Onderzocht wordt of dit onderscheid gerealiseerd kan worden met toepassing van de
Europese transparantierichtlijn, zoals geïmplementeerd in de Mededingingswet. Een
andere optie is het onderbrengen van het bezit van de corporaties in dochterondernemingen
die in handen zijn van corporaties. Ik zal in ieder geval een brede invulling geven aan de
definitie van de doelgroep, zoals ik eerder heb aangegeven in het kader van het
huurbeleid. Daarbij wil ik uitgaan van een equivalent van de ziekenfondsgrens. Dan zou
het gaan om circa twee miljoen huishoudens in Nederland. Randvoorwaarde bij dit alles is
dat de sturing in de zin van het zekerder stellen van de prestaties van corporaties
mogelijk en effectief moet blijven.
Als reactie op de brief van de EC is in de brief van 2 september jl. geantwoord dat het
uitgangspunt van de Nederlandse regering nog steeds is om via wetgeving op enigerlei
wijze (administratief en/ of in een aparte rechtsvorm) een onderscheid aan te brengen
tussen commerciële activiteiten en kernactiviteiten (diensten van algemeen
economisch belang) om steunfaciliteiten te beperken tot de kernactiviteiten. Dat moet er
toe leiden dat aan de bezwaren tegemoet gekomen wordt en dat de staatssteun ten
principale beperkt blijft tot de huisvesting van de doelgroep.

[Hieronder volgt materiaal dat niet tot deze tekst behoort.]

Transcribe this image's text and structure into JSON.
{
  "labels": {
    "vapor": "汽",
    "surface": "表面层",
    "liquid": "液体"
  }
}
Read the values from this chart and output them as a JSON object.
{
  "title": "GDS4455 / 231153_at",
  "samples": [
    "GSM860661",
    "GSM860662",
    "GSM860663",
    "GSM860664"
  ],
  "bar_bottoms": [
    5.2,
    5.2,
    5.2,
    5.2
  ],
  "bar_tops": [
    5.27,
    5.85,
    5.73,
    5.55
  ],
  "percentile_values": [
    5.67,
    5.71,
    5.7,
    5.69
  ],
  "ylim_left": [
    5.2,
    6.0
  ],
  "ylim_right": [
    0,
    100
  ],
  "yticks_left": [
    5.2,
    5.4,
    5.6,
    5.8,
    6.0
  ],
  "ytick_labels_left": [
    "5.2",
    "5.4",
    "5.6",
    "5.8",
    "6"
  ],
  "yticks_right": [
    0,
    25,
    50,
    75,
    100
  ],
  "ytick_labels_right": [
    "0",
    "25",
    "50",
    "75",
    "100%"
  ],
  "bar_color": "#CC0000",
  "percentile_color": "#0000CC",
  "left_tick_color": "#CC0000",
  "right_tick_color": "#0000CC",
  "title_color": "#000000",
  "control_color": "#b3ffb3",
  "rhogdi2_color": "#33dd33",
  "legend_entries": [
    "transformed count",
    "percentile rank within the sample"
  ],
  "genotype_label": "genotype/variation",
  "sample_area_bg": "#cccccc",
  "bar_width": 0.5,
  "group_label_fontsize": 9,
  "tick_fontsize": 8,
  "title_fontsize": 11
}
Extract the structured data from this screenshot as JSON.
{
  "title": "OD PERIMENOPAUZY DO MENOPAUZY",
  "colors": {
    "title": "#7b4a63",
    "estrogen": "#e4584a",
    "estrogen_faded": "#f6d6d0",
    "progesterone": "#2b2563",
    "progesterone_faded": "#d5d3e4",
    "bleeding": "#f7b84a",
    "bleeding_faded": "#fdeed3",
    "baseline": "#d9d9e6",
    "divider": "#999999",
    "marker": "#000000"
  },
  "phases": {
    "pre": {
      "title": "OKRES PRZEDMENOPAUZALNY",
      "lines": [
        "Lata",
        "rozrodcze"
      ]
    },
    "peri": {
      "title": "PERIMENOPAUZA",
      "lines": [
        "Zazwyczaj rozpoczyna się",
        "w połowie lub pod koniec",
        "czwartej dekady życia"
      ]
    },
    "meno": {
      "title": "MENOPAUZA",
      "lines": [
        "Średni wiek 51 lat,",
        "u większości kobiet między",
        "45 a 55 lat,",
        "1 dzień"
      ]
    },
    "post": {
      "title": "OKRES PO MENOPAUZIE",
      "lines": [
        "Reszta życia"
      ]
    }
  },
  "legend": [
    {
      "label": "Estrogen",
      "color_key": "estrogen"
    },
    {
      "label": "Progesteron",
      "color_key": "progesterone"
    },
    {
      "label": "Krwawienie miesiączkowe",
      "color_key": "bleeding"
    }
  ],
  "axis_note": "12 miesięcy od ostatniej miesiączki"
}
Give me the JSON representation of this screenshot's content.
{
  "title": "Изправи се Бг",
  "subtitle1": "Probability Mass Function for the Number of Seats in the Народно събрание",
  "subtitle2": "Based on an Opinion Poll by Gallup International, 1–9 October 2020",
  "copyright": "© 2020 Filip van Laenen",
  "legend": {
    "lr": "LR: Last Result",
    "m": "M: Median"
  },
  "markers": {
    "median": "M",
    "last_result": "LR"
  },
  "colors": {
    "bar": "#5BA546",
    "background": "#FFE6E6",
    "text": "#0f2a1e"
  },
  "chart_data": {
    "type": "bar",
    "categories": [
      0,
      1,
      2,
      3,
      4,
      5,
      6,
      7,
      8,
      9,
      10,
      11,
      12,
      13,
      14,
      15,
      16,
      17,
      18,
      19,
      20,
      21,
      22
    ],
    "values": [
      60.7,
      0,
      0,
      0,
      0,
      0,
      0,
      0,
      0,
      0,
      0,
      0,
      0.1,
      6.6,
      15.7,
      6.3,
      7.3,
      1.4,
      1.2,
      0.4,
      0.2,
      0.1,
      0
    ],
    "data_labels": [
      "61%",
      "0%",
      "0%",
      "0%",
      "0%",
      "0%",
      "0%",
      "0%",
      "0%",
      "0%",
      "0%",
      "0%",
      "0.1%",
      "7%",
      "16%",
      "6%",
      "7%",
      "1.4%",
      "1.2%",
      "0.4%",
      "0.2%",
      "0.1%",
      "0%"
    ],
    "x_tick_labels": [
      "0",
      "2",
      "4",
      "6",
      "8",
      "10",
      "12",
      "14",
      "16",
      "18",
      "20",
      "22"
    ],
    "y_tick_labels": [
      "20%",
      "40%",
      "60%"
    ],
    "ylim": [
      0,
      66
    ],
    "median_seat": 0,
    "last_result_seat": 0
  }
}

5 Conclusie en verdere procedure
Mijn conclusie tot op heden is dat met de hiervoor genoemde wijzigingen tegemoet gekomen
kan worden aan de eisen van de EC. Ondanks alle commotie betekent de brief van de EC geen
wezenlijke verandering voor het traject dat mij voor ogen staat voor de uitwerking van het
nieuwe arrangement tussen overheid en corporaties. Zoals aangegeven, had ik die
wijzigingen al voor ogen en in essentie reeds aan uw Kamer gemeld. Ik zie dan ook geen
reden om inhoudelijk of procedureel af te wijken van de voornemens uit de brief van 22
juni 2005 inzake de toekomst van corporaties.
In oktober, vóór de behandeling van de begroting van VROM (begin november),
zal ik een uitgebreide brief naar de Tweede Kamer sturen over dit nieuwe arrangement. Voor
die tijd zal overleg met de diensten van de EC plaatsvinden over deze materie. Tenslotte
wil ik vóór het einde van dit jaar een definitieve reactie van Nederland
richting de EC geven.
Hoogachtend,
De Minister van Volkshuisvesting,
Ruimtelijke Ordening en Milieubeheer,
Sybilla M. Dekker
1 Tweede Kamer 2004/ 05, 29846, 29453 nr. 7.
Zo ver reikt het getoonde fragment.